Damit sind wir schon in der praktischen Philosophie, wo das Ich als bewußt tätig, als wollend auftritt. Die Wechselwirkung zwischen Intelligenzen ist Bedingung der Freiheit. Die Einschränkung der Tätigkeit eines jeden behufs der Freiheit gewährleistet das Recht als ein höheres Naturgesetz. Die Geschichte ist ein sukzessives Realisieren eines Ideals; den Vernunftwesen ist die universelle rechtliche Verfassung als Problem gegeben.

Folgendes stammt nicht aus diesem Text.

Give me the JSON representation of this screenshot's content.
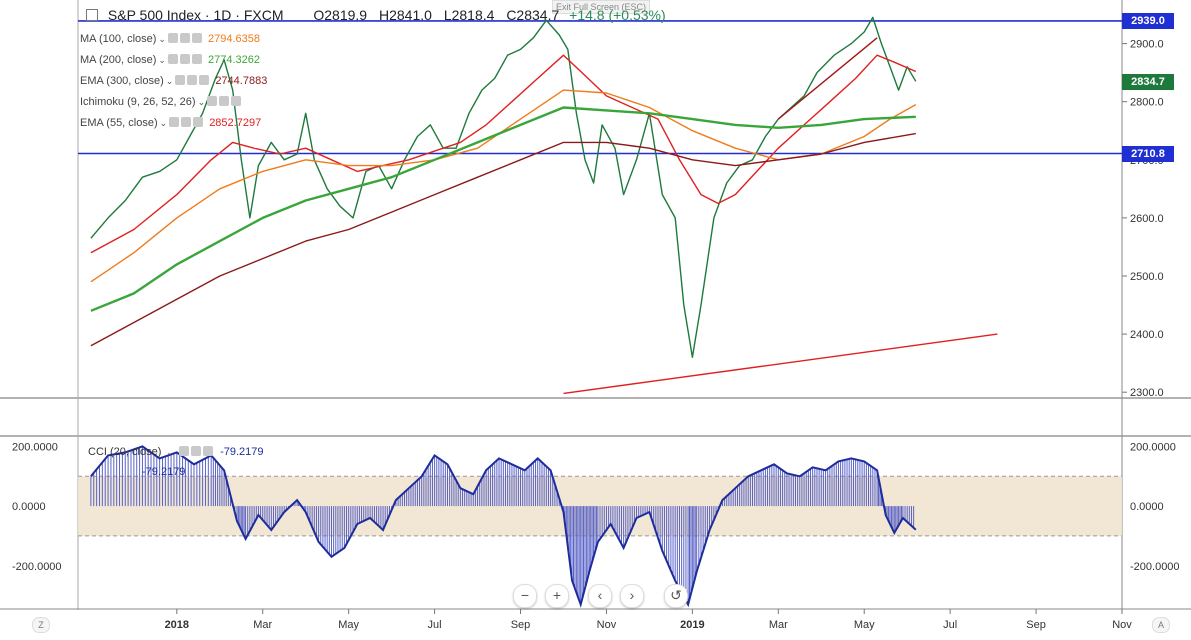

Die moralische Weltordnung ist als Wirkung aller Intelligenzen, sofern sie eine solche Ordnung wollen, zu erzeugen. In der Geschichte wird die Rechtsververfassung allmählich verwirklicht, welche Freiheit und Notwendigkeit verbindet. In ihr offenbart sich das Absolute, die »absolute Identität«, das »ewig Unbewußte« als die ewige Sonne im Reich der Geister, die unsichtbare Wurzel, wovon alle Intelligenzen nur die Potenzen sind, der Grund der Harmonie zwischen dem Objektiven und dem Subjektiven. In der Geschichte ist ein Geist, der in allen dichtet, durch jede Intelligenz handelt. »Die Geschichte als Ganzes ist eine fortgehende allmählich sich enthüllende Offenbarung des Absoluten.« »Der Mensch führt durch seine Geschichte einen fortgehenden Beweis von dem Dasein Gottes.« Gott ist nie, wenn Sein das ist, was in der objektiven Welt sich darstellt; wäre er, so wären wir nicht, aber er offenbart sich fortwährend. Drei Perioden gibt es da: die tragische, wo das Herrschende als Schicksal, als blinde Macht auftritt; die Periode der Offenbarung des Absoluten als Naturgesetz, das die Freiheit zwingt; einem Naturplan zu dienen; die Periode der Vorsehung. »Wann diese Periode beginnen werde, wissen wir nicht zu sagen. Aber wenn diese Periode sein wird, dann wird auch Gott sein.«
Was in der Erscheinung der Freiheit und in der Anschauung des Naturprodukts getrennt existiert, nämlich Identität des Bewußten und Bewußtlosen im Ich und Bewußtsein dieser Identität, fällt im Kunstprodukt zusammen. Der Grundcharakter desselben ist eine »bewußtlose Unendlichkeit«, welche ganz zu entwickeln kein endlicher Verstand fähig ist. Jede ästhetische Produktion geht aus vom Gefühl eines unendlichen Widerspruches, welches durch das[630] Kunstwerk befriedigt wird. In diesem sind die beiden Tätigkeiten, welche zuerst getrennt waren, vereinigt und es wird so durch das Kunstwerk ein »Unendliches endlich dargestellt«, worin die Schönheit liegt (Idealistische Gehaltsästhetik). Kunst und Wissenschaft haben dieselbe Aufgabe, aber ein Genie gibt es nur in der Kunst. Die Kunst ist die Objektivität der intellektuellen Anschauung selbst; durch sie wird ein unendlicher Gegensatz in einem endlichen Produkt aufgehoben. Die Kunst ist das »einzige und wahre und ewige Organon zugleich und Dokument der Philosophie«, sie ist das Höchste, weil sie »das Allerheiligste gleichsam öffnet, wo in ewiger und ursprünglicher Vereinigung gleichsam in einer Flamme brennt, was in der Natur und Geschichte gesondert ist und was im Leben und Handeln ebenso wie im Denken ewig sich fliehen muß«. Die Natur selbst ist ein »Gedicht«. Die Philosophie ist von der Poesie geboren und kehrt in sie zurück. Das Ziel der Kunst ist die »Vernichtung des Stoffes durch Vollendung der Form«. Die absolute Schönheit ist die urbildliche Schönheit der Idee. Das Erhabene ist die Einbildung des Unendlichen ins Endliche. Das Tragische liegt dort, wo der Held, der durch Verhängnis schuldig wird. im Momente des größten Leidens zur höchsten Befreiung gelangt.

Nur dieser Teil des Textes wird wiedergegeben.